Does Etsy require a white background for product photos?

No. Etsy does not require white backgrounds, and many shops use styled or lifestyle scenes. Consistency across your listings matters more than the specific background color.

Why does my 'transparent' image still show a white background?

You almost certainly saved it as a JPG, which cannot store transparency and fills empty areas with white. Re-export the image as a PNG to keep the transparent background.

Can I remove a product background without uploading the photo anywhere?
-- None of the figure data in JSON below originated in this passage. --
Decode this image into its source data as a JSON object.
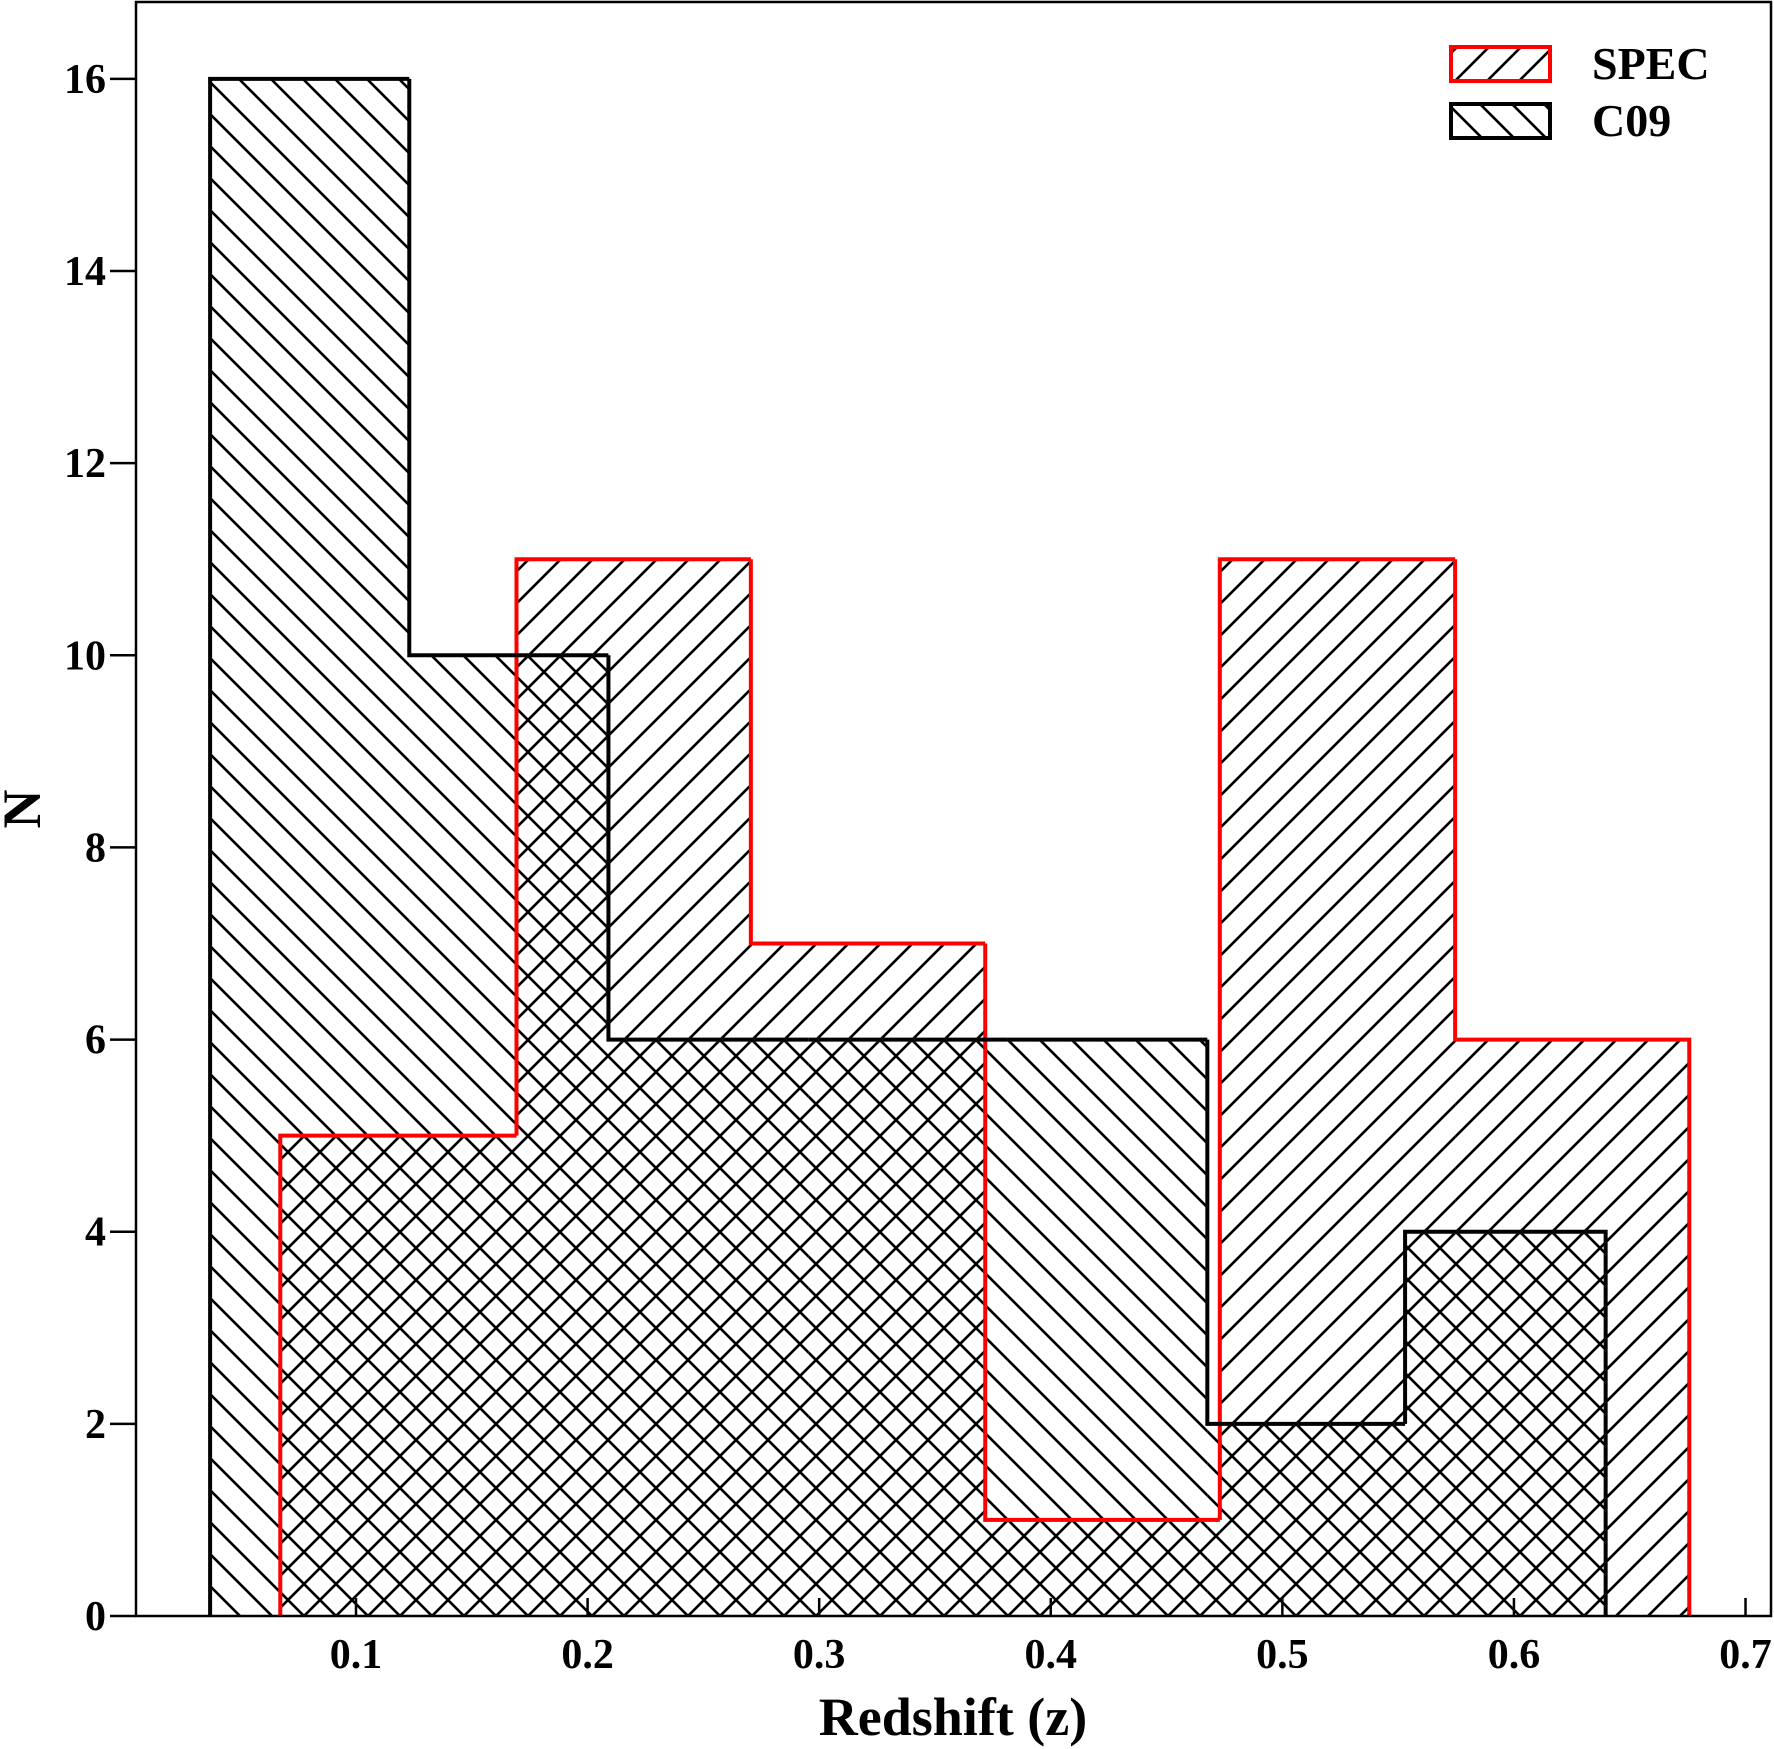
{
  "chart_data": {
    "type": "histogram",
    "x_label": "Redshift (z)",
    "y_label": "N",
    "xlim": [
      0.005,
      0.711
    ],
    "ylim": [
      0,
      16.8
    ],
    "xticks": [
      0.1,
      0.2,
      0.3,
      0.4,
      0.5,
      0.6,
      0.7
    ],
    "yticks": [
      0,
      2,
      4,
      6,
      8,
      10,
      12,
      14,
      16
    ],
    "legend": "upper right",
    "series": [
      {
        "name": "SPEC",
        "color": "#ff0000",
        "hatch": "/",
        "bins": [
          0.0673,
          0.1693,
          0.2705,
          0.3717,
          0.473,
          0.5746,
          0.6757
        ],
        "values": [
          5,
          11,
          7,
          1,
          11,
          6
        ]
      },
      {
        "name": "C09",
        "color": "#000000",
        "hatch": "\\",
        "bins": [
          0.037,
          0.123,
          0.209,
          0.2955,
          0.3815,
          0.4676,
          0.553,
          0.6396
        ],
        "values": [
          16,
          10,
          6,
          6,
          6,
          2,
          4
        ]
      }
    ]
  }
}
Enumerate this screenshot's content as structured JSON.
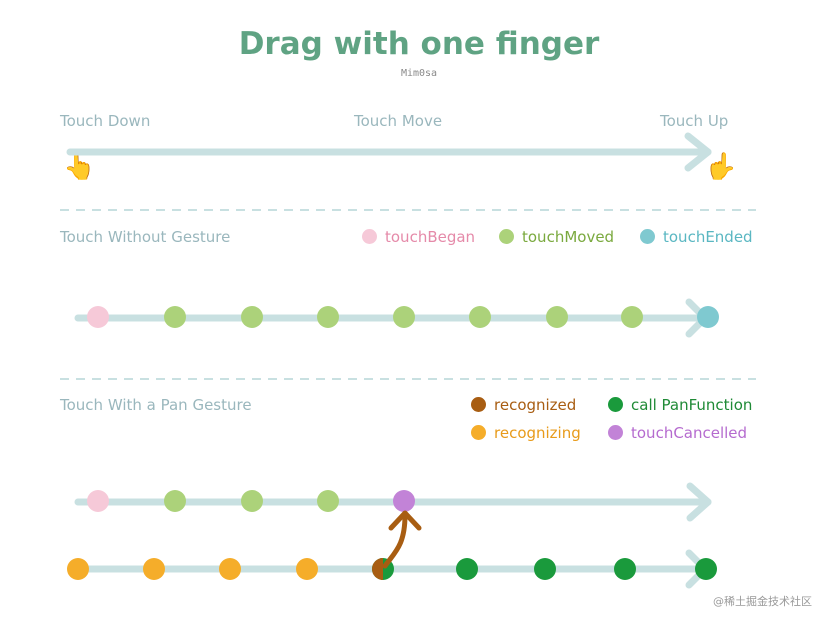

Yes. BGbust's free mode runs the cutout in your browser on your own device, so the image never gets uploaded — useful for unreleased products. The tool is at /tool and requires a free account.

What's the best way to handle fuzzy edges like fur or lace?

Use AI image matting rather than basic edge detection. Matting estimates partial edge pixels to create soft, natural transitions. BGbust's premium cloud matting mode is designed for hair, fur, and lace edges.